Closed suhmily closed 7 years ago
Did you update torch packages including rnn
?
sudo luarocks install {package name}
Could you share the log? It's hard to track down the issue upon your provided information.
Thank you for your kind response. I've reinstalled rnn but the error still occur. My log is as below:
{
priming : false
batch_size : 200
out_prob : false
gpuid : 0
common_embedding_size : 1200
input_encoding_size : 620
model_name : "MLB"
glimpse : 2
input_json : "/home/titan4/code/hie_co_att/data/vqa_data_prepro.json"
num_layers : 1
num_output : 2000
type : "val2014"
rnn_size : 2400
label : ""
input_ques_h5 : "/home/titan4/code/hie_co_att/data/vqa_data_prepro.h5"
model_path : "model/pretrained_MLB.t7"
img_feature_prefix : "/home/titan4/code/vqa-mcb/vqa_test_res5c/resnet_res5c_bgrms_large/"
backend : "cudnn"
rnn_model : "GRU"
out_path : "result/pretrained"
}
DataLoader loading h5 file: /home/titan4/code/hie_co_att/data/vqa_data_prepro.json
DataLoader loading h5 file: /home/titan4/code/hie_co_att/data/vqa_data_prepro.h5
MLB: No Shortcut
shipped data function to cuda...
/home/titan4/torch/install/bin/luajit: eval_orig.lua:189: bad argument #1 to 'copy' (sizes do not match at /tmp/luarocks_cutorch-scm-1-245/cutorch/lib/THC/THCTensorCopy.cu:31)
stack traceback:
[C]: in function 'copy'
eval_orig.lua:189: in main chunk
[C]: in function 'dofile'
...tan4/torch/install/lib/luarocks/rocks/trepl/scm-1/bin/th:145: in main chunk
[C]: at 0x00405e40
@suhmily I think you've already modified the original code. Could you reproduce the same error after reverting train.lua
? Notice that question embedding module (GRU) should be the same architecture and matched in terms of # of parameters as appeared in the published code.

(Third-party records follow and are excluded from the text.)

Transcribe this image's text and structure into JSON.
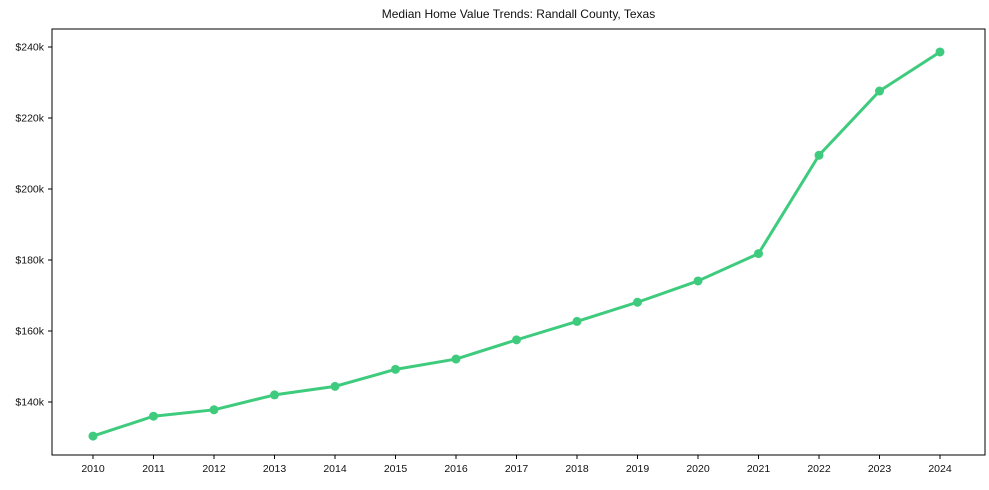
{
  "chart_data": {
    "type": "line",
    "title": "Median Home Value Trends: Randall County, Texas",
    "xlabel": "",
    "ylabel": "",
    "categories": [
      "2010",
      "2011",
      "2012",
      "2013",
      "2014",
      "2015",
      "2016",
      "2017",
      "2018",
      "2019",
      "2020",
      "2021",
      "2022",
      "2023",
      "2024"
    ],
    "values": [
      130400,
      136000,
      137800,
      142000,
      144400,
      149200,
      152100,
      157500,
      162700,
      168100,
      174100,
      181800,
      209500,
      227600,
      238600
    ],
    "y_ticks": [
      {
        "label": "$140k",
        "value": 140000
      },
      {
        "label": "$160k",
        "value": 160000
      },
      {
        "label": "$180k",
        "value": 180000
      },
      {
        "label": "$200k",
        "value": 200000
      },
      {
        "label": "$220k",
        "value": 220000
      },
      {
        "label": "$240k",
        "value": 240000
      }
    ],
    "ylim": [
      125400,
      245050
    ],
    "grid": false,
    "legend_position": "none",
    "line_color": "#3ecb7d",
    "marker_color": "#3ecb7d",
    "axis_color": "#000000",
    "text_color": "#111111",
    "background_color": "#ffffff"
  }
}
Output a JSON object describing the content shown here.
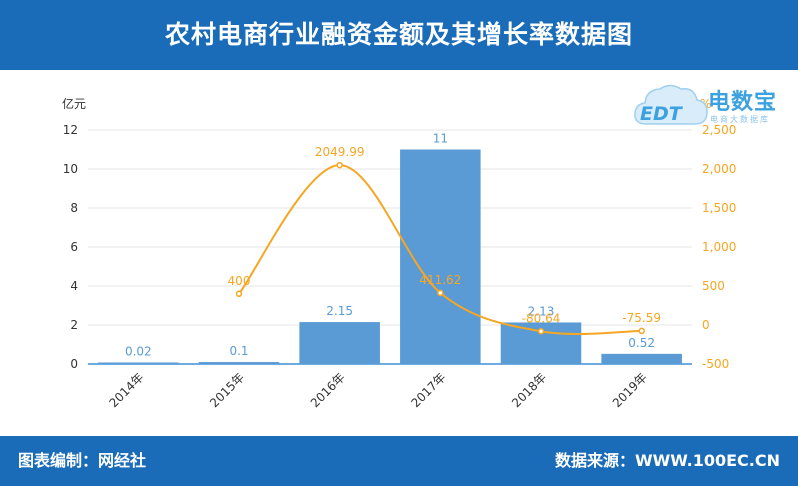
{
  "header": {
    "title": "农村电商行业融资金额及其增长率数据图"
  },
  "footer": {
    "left": "图表编制：网经社",
    "right": "数据来源：WWW.100EC.CN"
  },
  "logo": {
    "name": "电数宝",
    "sub": "电商大数据库",
    "mark": "EDT"
  },
  "colors": {
    "header_bg": "#1a6bb8",
    "bar": "#5b9bd5",
    "line": "#f5a623",
    "bar_label": "#5b9bd5",
    "line_label": "#f5a623"
  },
  "chart_data": {
    "type": "bar",
    "categories": [
      "2014年",
      "2015年",
      "2016年",
      "2017年",
      "2018年",
      "2019年"
    ],
    "series": [
      {
        "type": "bar",
        "axis": "left",
        "values": [
          0.02,
          0.1,
          2.15,
          11,
          2.13,
          0.52
        ],
        "labels": [
          "0.02",
          "0.1",
          "2.15",
          "11",
          "2.13",
          "0.52"
        ]
      },
      {
        "type": "line",
        "axis": "right",
        "values": [
          null,
          400,
          2049.99,
          411.62,
          -80.64,
          -75.59
        ],
        "labels": [
          "",
          "400",
          "2049.99",
          "411.62",
          "-80.64",
          "-75.59"
        ]
      }
    ],
    "y_left": {
      "label": "亿元",
      "min": 0,
      "max": 12,
      "ticks": [
        "0",
        "2",
        "4",
        "6",
        "8",
        "10",
        "12"
      ]
    },
    "y_right": {
      "label": "%",
      "min": -500,
      "max": 2500,
      "ticks": [
        "-500",
        "0",
        "500",
        "1,000",
        "1,500",
        "2,000",
        "2,500"
      ]
    },
    "grid": true
  }
}
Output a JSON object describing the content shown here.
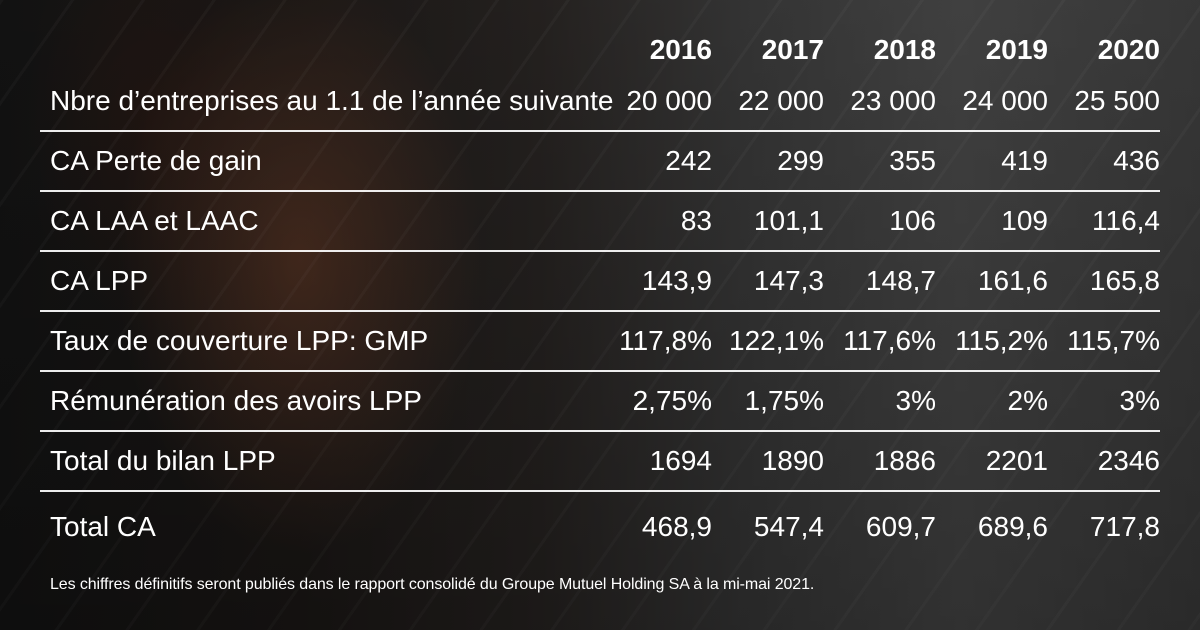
{
  "table": {
    "years": [
      "2016",
      "2017",
      "2018",
      "2019",
      "2020"
    ],
    "rows": [
      {
        "label": "Nbre d’entreprises au 1.1 de l’année suivante",
        "values": [
          "20 000",
          "22 000",
          "23 000",
          "24 000",
          "25 500"
        ]
      },
      {
        "label": "CA Perte de gain",
        "values": [
          "242",
          "299",
          "355",
          "419",
          "436"
        ]
      },
      {
        "label": "CA LAA et LAAC",
        "values": [
          "83",
          "101,1",
          "106",
          "109",
          "116,4"
        ]
      },
      {
        "label": "CA LPP",
        "values": [
          "143,9",
          "147,3",
          "148,7",
          "161,6",
          "165,8"
        ]
      },
      {
        "label": "Taux de couverture LPP: GMP",
        "values": [
          "117,8%",
          "122,1%",
          "117,6%",
          "115,2%",
          "115,7%"
        ]
      },
      {
        "label": "Rémunération des avoirs LPP",
        "values": [
          "2,75%",
          "1,75%",
          "3%",
          "2%",
          "3%"
        ]
      },
      {
        "label": "Total du bilan LPP",
        "values": [
          "1694",
          "1890",
          "1886",
          "2201",
          "2346"
        ]
      },
      {
        "label": "Total CA",
        "values": [
          "468,9",
          "547,4",
          "609,7",
          "689,6",
          "717,8"
        ]
      }
    ]
  },
  "footnote": "Les chiffres définitifs seront publiés dans le rapport consolidé du Groupe Mutuel Holding SA à la mi-mai 2021."
}
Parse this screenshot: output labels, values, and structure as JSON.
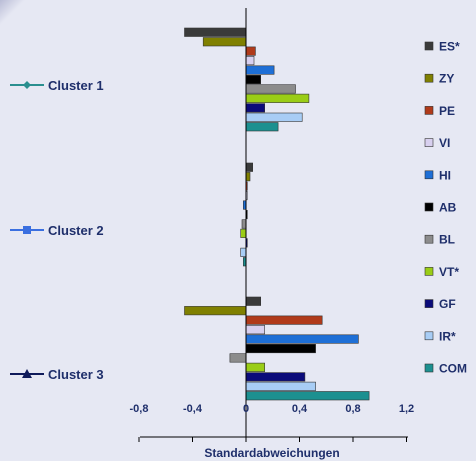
{
  "chart_data": {
    "type": "bar",
    "orientation": "horizontal",
    "xlabel": "Standardabweichungen",
    "xlim": [
      -0.8,
      1.2
    ],
    "ticks": [
      -0.8,
      -0.4,
      0,
      0.4,
      0.8,
      1.2
    ],
    "tick_labels": [
      "-0,8",
      "-0,4",
      "0",
      "0,4",
      "0,8",
      "1,2"
    ],
    "grid": false,
    "legend_position": "right",
    "clusters": [
      {
        "label": "Cluster 1",
        "marker": "diamond",
        "color": "#2a8f8f"
      },
      {
        "label": "Cluster 2",
        "marker": "square",
        "color": "#3a6fe0"
      },
      {
        "label": "Cluster 3",
        "marker": "triangle",
        "color": "#0f1a5a"
      }
    ],
    "series": [
      {
        "name": "ES*",
        "color": "#3a3a3a",
        "values": [
          -0.46,
          0.05,
          0.11
        ]
      },
      {
        "name": "ZY",
        "color": "#808000",
        "values": [
          -0.32,
          0.03,
          -0.46
        ]
      },
      {
        "name": "PE",
        "color": "#b03a1a",
        "values": [
          0.07,
          0.01,
          0.57
        ]
      },
      {
        "name": "VI",
        "color": "#d8d0ef",
        "values": [
          0.06,
          0.0,
          0.14
        ]
      },
      {
        "name": "HI",
        "color": "#1e6fd6",
        "values": [
          0.21,
          -0.02,
          0.84
        ]
      },
      {
        "name": "AB",
        "color": "#000000",
        "values": [
          0.11,
          0.01,
          0.52
        ]
      },
      {
        "name": "BL",
        "color": "#8c8c8c",
        "values": [
          0.37,
          -0.03,
          -0.12
        ]
      },
      {
        "name": "VT*",
        "color": "#9acd16",
        "values": [
          0.47,
          -0.04,
          0.14
        ]
      },
      {
        "name": "GF",
        "color": "#0b0b7a",
        "values": [
          0.14,
          0.01,
          0.44
        ]
      },
      {
        "name": "IR*",
        "color": "#a8cdf5",
        "values": [
          0.42,
          -0.04,
          0.52
        ]
      },
      {
        "name": "COM",
        "color": "#1c9090",
        "values": [
          0.24,
          -0.02,
          0.92
        ]
      }
    ]
  }
}
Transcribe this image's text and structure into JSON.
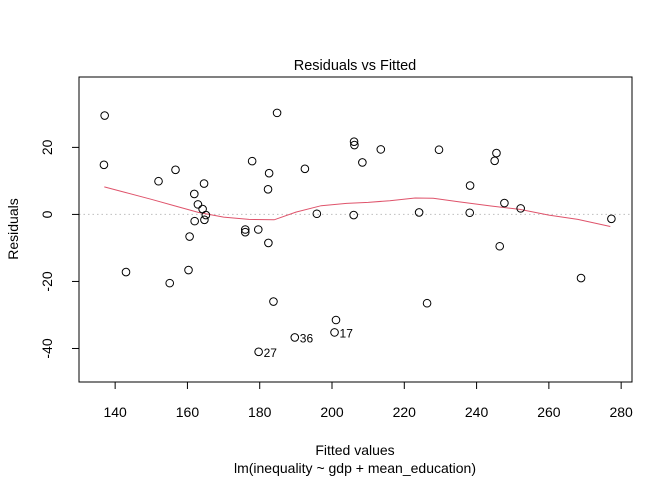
{
  "chart_data": {
    "type": "scatter",
    "title": "Residuals vs Fitted",
    "xlabel": "Fitted values",
    "subtitle": "lm(inequality ~ gdp + mean_education)",
    "ylabel": "Residuals",
    "xlim": [
      130,
      283
    ],
    "ylim": [
      -50,
      41
    ],
    "xticks": [
      140,
      160,
      180,
      200,
      220,
      240,
      260,
      280
    ],
    "yticks": [
      -40,
      -20,
      0,
      20
    ],
    "grid": false,
    "reference_line_y": 0,
    "colors": {
      "points": "#000000",
      "smoother": "#DF536B",
      "reference": "#BEBEBE"
    },
    "points": [
      {
        "x": 137.1,
        "y": 29.5
      },
      {
        "x": 136.9,
        "y": 14.8
      },
      {
        "x": 143.0,
        "y": -17.2
      },
      {
        "x": 152.0,
        "y": 9.9
      },
      {
        "x": 155.1,
        "y": -20.5
      },
      {
        "x": 156.7,
        "y": 13.3
      },
      {
        "x": 160.3,
        "y": -16.6
      },
      {
        "x": 160.6,
        "y": -6.6
      },
      {
        "x": 161.9,
        "y": 6.1
      },
      {
        "x": 162.0,
        "y": -2.0
      },
      {
        "x": 162.9,
        "y": 3.0
      },
      {
        "x": 164.2,
        "y": 1.6
      },
      {
        "x": 164.6,
        "y": 9.2
      },
      {
        "x": 164.7,
        "y": -1.6
      },
      {
        "x": 165.1,
        "y": -0.2
      },
      {
        "x": 176.0,
        "y": -4.5
      },
      {
        "x": 176.0,
        "y": -5.3
      },
      {
        "x": 177.9,
        "y": 15.9
      },
      {
        "x": 179.6,
        "y": -4.5
      },
      {
        "x": 179.7,
        "y": -41.0,
        "label": "27"
      },
      {
        "x": 182.3,
        "y": 7.5
      },
      {
        "x": 182.4,
        "y": -8.5
      },
      {
        "x": 182.6,
        "y": 12.3
      },
      {
        "x": 183.8,
        "y": -26.0
      },
      {
        "x": 184.8,
        "y": 30.3
      },
      {
        "x": 189.7,
        "y": -36.7,
        "label": "36"
      },
      {
        "x": 192.5,
        "y": 13.6
      },
      {
        "x": 195.8,
        "y": 0.2
      },
      {
        "x": 200.7,
        "y": -35.2,
        "label": "17"
      },
      {
        "x": 201.1,
        "y": -31.5
      },
      {
        "x": 206.1,
        "y": 21.7
      },
      {
        "x": 206.2,
        "y": 20.7
      },
      {
        "x": 206.0,
        "y": -0.2
      },
      {
        "x": 208.4,
        "y": 15.5
      },
      {
        "x": 213.5,
        "y": 19.4
      },
      {
        "x": 224.1,
        "y": 0.6
      },
      {
        "x": 226.3,
        "y": -26.5
      },
      {
        "x": 229.6,
        "y": 19.3
      },
      {
        "x": 238.2,
        "y": 8.6
      },
      {
        "x": 238.1,
        "y": 0.5
      },
      {
        "x": 245.0,
        "y": 16.0
      },
      {
        "x": 245.5,
        "y": 18.3
      },
      {
        "x": 246.4,
        "y": -9.5
      },
      {
        "x": 247.7,
        "y": 3.4
      },
      {
        "x": 252.2,
        "y": 1.8
      },
      {
        "x": 268.9,
        "y": -19.0
      },
      {
        "x": 277.3,
        "y": -1.3
      }
    ],
    "smoother": [
      {
        "x": 137,
        "y": 8.2
      },
      {
        "x": 143,
        "y": 6.5
      },
      {
        "x": 150,
        "y": 4.5
      },
      {
        "x": 157,
        "y": 2.4
      },
      {
        "x": 163,
        "y": 0.6
      },
      {
        "x": 170,
        "y": -0.8
      },
      {
        "x": 177,
        "y": -1.5
      },
      {
        "x": 184,
        "y": -1.6
      },
      {
        "x": 190,
        "y": 0.7
      },
      {
        "x": 197,
        "y": 2.6
      },
      {
        "x": 204,
        "y": 3.3
      },
      {
        "x": 210,
        "y": 3.6
      },
      {
        "x": 216,
        "y": 4.1
      },
      {
        "x": 223,
        "y": 4.9
      },
      {
        "x": 228,
        "y": 4.8
      },
      {
        "x": 235,
        "y": 3.8
      },
      {
        "x": 244,
        "y": 2.5
      },
      {
        "x": 252,
        "y": 1.5
      },
      {
        "x": 260,
        "y": -0.2
      },
      {
        "x": 268,
        "y": -1.5
      },
      {
        "x": 277,
        "y": -3.6
      }
    ]
  }
}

@jnhwkim Thanks a lot! Turns out the vocabulary size was changed and caused this problem.
@jnhwkim May I ask if the pretrained model achieves the released result or it's just a showcase?
@suhmily exactly the same with the best single model (not augmented). I've double checked using a physically independent server.
Hi, when I tried to evaluate the pretrained model with default parameters, I got the following error: bad argument #1 to 'copy' (sizes do not match at /tmp/luarocks_cutorch-scm-1-245/cutorch/lib/THC/THCTensorCopy.cu:31). And I found that w:size() = 50390702, while the pretrained model's size is 51894822. Could you please help me with this problem? Thanks!